Por cuyas persuasiones y vituperios probó el pobre gobernador a moverse, y fue dar consigo en el suelo tan gran golpe que pensó que se había hecho pedazos. Quedó como galápago encerrado y cubierto con sus conchas, o como medio tocino metido entre dos artesas , o bien así como barca que da al través en la arena, y no por verle caído aquella gente burladora le tuvieron compasión alguna; antes, apagando las antorchas tornaron a reforzar las voces y a reiterar el ¡arma! con tan gran priesa, pasando por encima del pobre Sancho, dándole infinitas cuchilladas sobre los paveses, que si él no se recogiera y encogiera metiendo la cabeza entre los paveses, lo pasara muy mal el pobre gobernador; el cual, en aquella estrecheza recogido, sudaba y trasudaba, y de todo corazón se encomendaba a Dios que de aquel peligro le sacase.
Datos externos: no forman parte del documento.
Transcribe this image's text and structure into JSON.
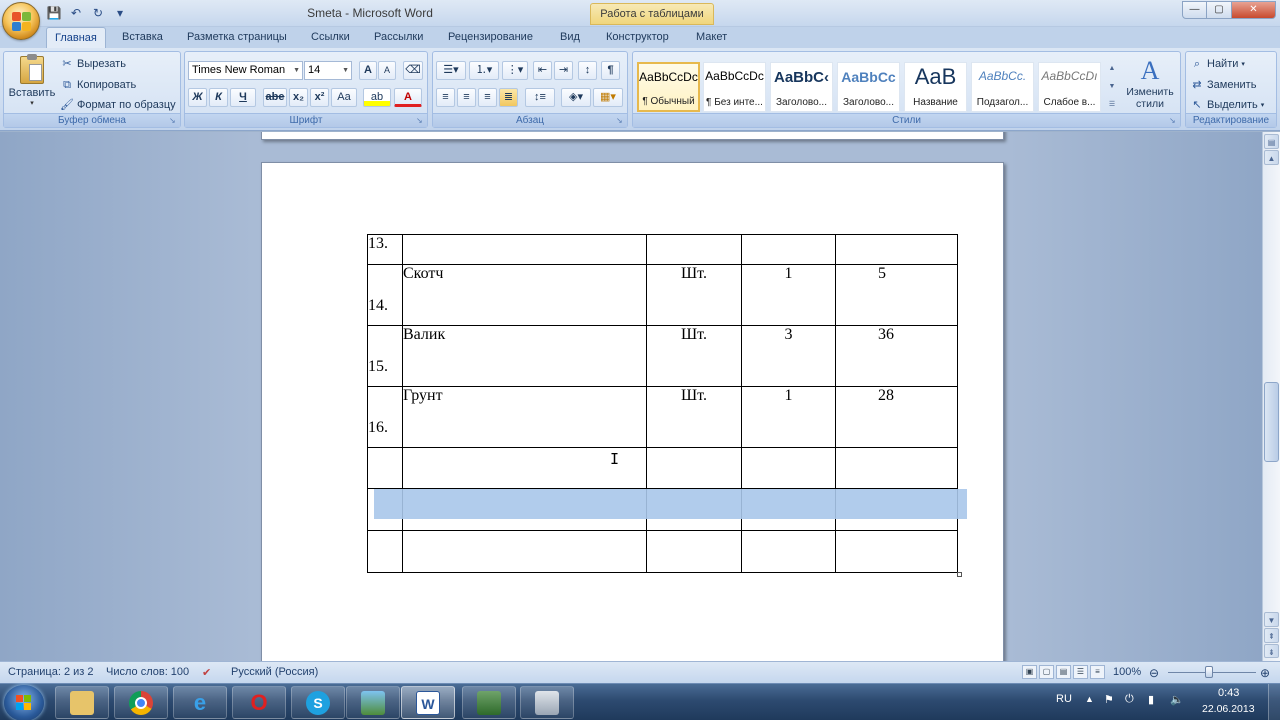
{
  "window": {
    "title": "Smeta - Microsoft Word",
    "context_tab": "Работа с таблицами",
    "controls": {
      "minimize": "—",
      "maximize": "▢",
      "close": "✕"
    }
  },
  "quick_access": {
    "save": "💾",
    "undo": "↶",
    "redo": "↻",
    "customize": "▾"
  },
  "tabs": [
    "Главная",
    "Вставка",
    "Разметка страницы",
    "Ссылки",
    "Рассылки",
    "Рецензирование",
    "Вид",
    "Конструктор",
    "Макет"
  ],
  "clipboard": {
    "paste": "Вставить",
    "cut": "Вырезать",
    "copy": "Копировать",
    "format_painter": "Формат по образцу",
    "label": "Буфер обмена"
  },
  "font": {
    "name": "Times New Roman",
    "size": "14",
    "grow": "A",
    "shrink": "A",
    "bold": "Ж",
    "italic": "К",
    "underline": "Ч",
    "strike": "abe",
    "subscript": "x₂",
    "superscript": "x²",
    "case": "Aa",
    "label": "Шрифт"
  },
  "paragraph": {
    "label": "Абзац",
    "pilcrow": "¶"
  },
  "styles": {
    "label": "Стили",
    "items": [
      {
        "sample": "AaBbCcDc",
        "name": "¶ Обычный"
      },
      {
        "sample": "AaBbCcDc",
        "name": "¶ Без инте..."
      },
      {
        "sample": "AaBbC‹",
        "name": "Заголово..."
      },
      {
        "sample": "AaBbCc",
        "name": "Заголово..."
      },
      {
        "sample": "AaB",
        "name": "Название"
      },
      {
        "sample": "AaBbCc.",
        "name": "Подзагол..."
      },
      {
        "sample": "AaBbCcDı",
        "name": "Слабое в..."
      }
    ],
    "change_styles": "Изменить стили"
  },
  "editing": {
    "label": "Редактирование",
    "find": "Найти",
    "replace": "Заменить",
    "select": "Выделить"
  },
  "table": {
    "rows": [
      {
        "num": "13.",
        "name": "",
        "unit": "",
        "qty": "",
        "price": ""
      },
      {
        "num": "14.",
        "name": "Скотч",
        "unit": "Шт.",
        "qty": "1",
        "price": "5"
      },
      {
        "num": "15.",
        "name": "Валик",
        "unit": "Шт.",
        "qty": "3",
        "price": "36"
      },
      {
        "num": "16.",
        "name": "Грунт",
        "unit": "Шт.",
        "qty": "1",
        "price": "28"
      },
      {
        "num": "",
        "name": "",
        "unit": "",
        "qty": "",
        "price": ""
      },
      {
        "num": "",
        "name": "",
        "unit": "",
        "qty": "",
        "price": ""
      },
      {
        "num": "",
        "name": "",
        "unit": "",
        "qty": "",
        "price": ""
      }
    ]
  },
  "statusbar": {
    "page": "Страница: 2 из 2",
    "words": "Число слов: 100",
    "language": "Русский (Россия)",
    "zoom": "100%"
  },
  "taskbar": {
    "lang": "RU",
    "time": "0:43",
    "date": "22.06.2013"
  },
  "colors": {
    "selection": "#a8c6ea",
    "ribbon": "#dbe6f4",
    "taskbar": "#2d4a70"
  }
}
Unos tropezaban en él, otros caían, y tal hubo quien se puso encima un buen espacio, y, desde allí, como desde atalaya, gobernaba los ejércitos, y a grandes voces
decía:
—¡Aquí de los nuestros: que por esta parte cargan más los enemigos! ¡Aquel portillo se guarde, aquella puerta se cierre, aquellas escalas se tranquen! ¡Vengan alcancías, pez y resina en calderas de aceite ardiendo! ¡Trinchéense las calles con colchones!

En fin, él nombraba con todo ahínco todas las baratijas e instrumentos y pertrechos de guerra, con que suele defenderse el asalto de una ciudad, y el molido Sancho, que lo escuchaba y sufría todo, decía entre si:
—¡Oh, si mi Señor fuese servido que se acabase ya de perder esta ínsula, y me viese yo, o muerto o fuera desta grande angustia!

Oyó el cielo su petición y, cuando menos lo esperaba, oyó voces que decían:
—¡Vitoria, vitoria, los enemigos van de vencida! ¡Ea, señor gobernador, levántese vuesa merced!; y venga a gozar del vencimiento y a repartir los despojos que se han tomado a los enemigos, por el valor dese invencible brazo.